Most ties found in office environments are made from silk, are crisp, smooth and, as a result, formal. Trying to wear that style of tie with textures found in less formal clothing creates a disparity between competing textures. The answer, then, is to find parity between the texture of a tie and the other things you’re wearing.

Knitted ties are as informal as ties get, but within this there are levels of formality. A fine gauge silk knitted tie is at the less casual end of the spectrum, whilst a heavier gauge cashmere is the worn-in jeans of the tie world.

From an image taken at Nino Corvato’s in NY

Aside from knits, with their typically squared off tips, you then have the option of changing the material of a standard tie to achieve a more informal look. For the colder seasons, this means cashmere or wool ties with their extra body, light absorbing properties and often mottled appearance. Exact same width, length and tips as a regular work tie, but the change in fabric and, therefore, texture entirely changes the end product. In summer, change to cotton and linen or a high-twist lightweight wool and the same reduction in formality is achieved.
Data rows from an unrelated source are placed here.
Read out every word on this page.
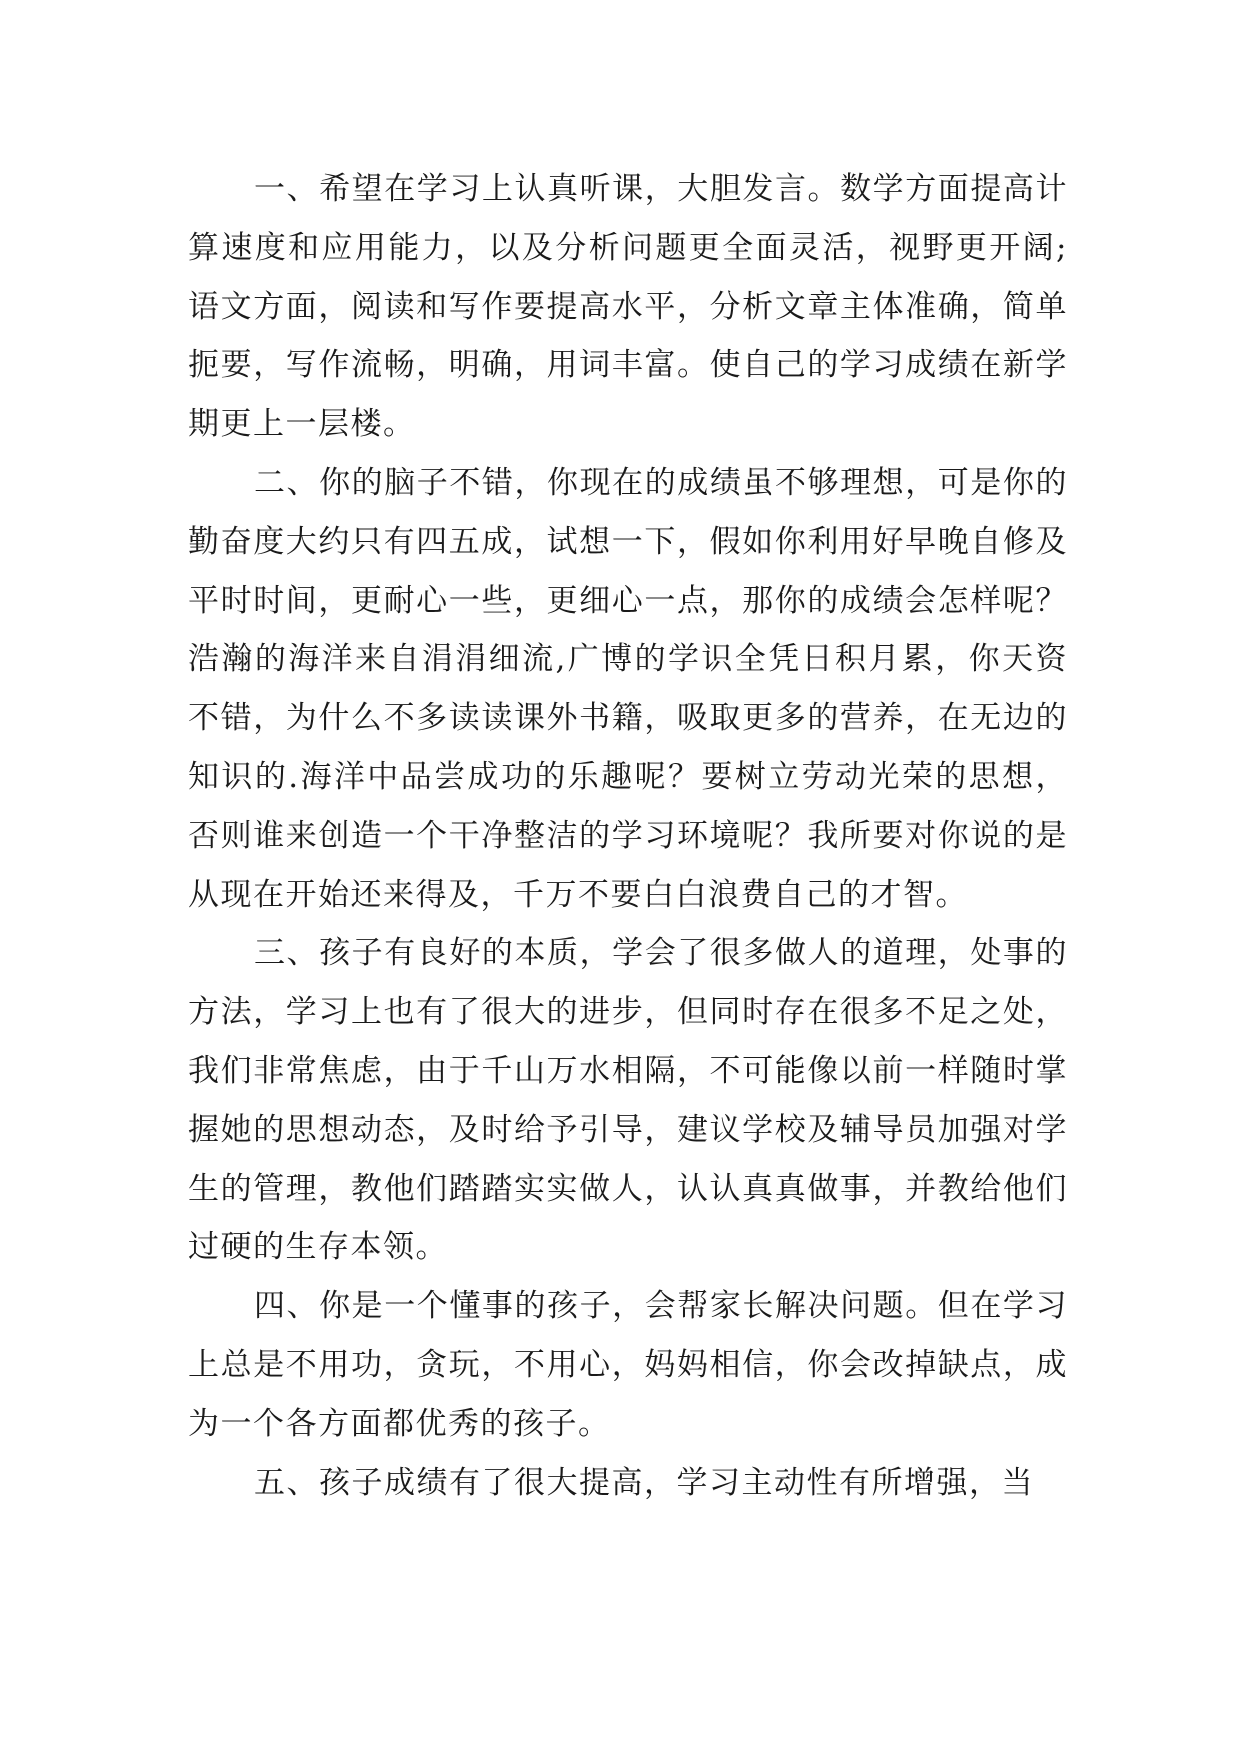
一、希望在学习上认真听课，大胆发言。数学方面提高计算速度和应用能力，以及分析问题更全面灵活，视野更开阔;语文方面，阅读和写作要提高水平，分析文章主体准确，简单扼要，写作流畅，明确，用词丰富。使自己的学习成绩在新学期更上一层楼。

二、你的脑子不错，你现在的成绩虽不够理想，可是你的勤奋度大约只有四五成，试想一下，假如你利用好早晚自修及平时时间，更耐心一些，更细心一点，那你的成绩会怎样呢？浩瀚的海洋来自涓涓细流,广博的学识全凭日积月累，你天资不错，为什么不多读读课外书籍，吸取更多的营养，在无边的知识的.海洋中品尝成功的乐趣呢？要树立劳动光荣的思想，否则谁来创造一个干净整洁的学习环境呢？我所要对你说的是从现在开始还来得及，千万不要白白浪费自己的才智。

三、孩子有良好的本质，学会了很多做人的道理，处事的方法，学习上也有了很大的进步，但同时存在很多不足之处，我们非常焦虑，由于千山万水相隔，不可能像以前一样随时掌握她的思想动态，及时给予引导，建议学校及辅导员加强对学生的管理，教他们踏踏实实做人，认认真真做事，并教给他们过硬的生存本领。

四、你是一个懂事的孩子，会帮家长解决问题。但在学习上总是不用功，贪玩，不用心，妈妈相信，你会改掉缺点，成为一个各方面都优秀的孩子。

五、孩子成绩有了很大提高，学习主动性有所增强，当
Drake’s bespoke cashmere tie, hand-rolled tips (see below)

Jamie Ferguson, formerly of Drake’s, London. Shantung silk tie over button-down oxford shirt.

Finally, hand-rolled tips should be the norm for men’s ties. They’re still a rarity (less so in Italy), which is a shame, because such a small detail has such a huge effect on how a tie feels and looks. Hand-rolled tips are more elegant, relaxed and enjoyable to wear than the typically self tipped ties which are the norm in the UK and elsewhere in the world. Even on a work tie, hand rolled tips are still formal, but so much more elegant and, on a casual tie, they make the tie appear much more relaxed and light.

When no tie feels like too little and a work tie too much, look to cashmere, linen and knitted ties to give texture and balance to a less formal outfit.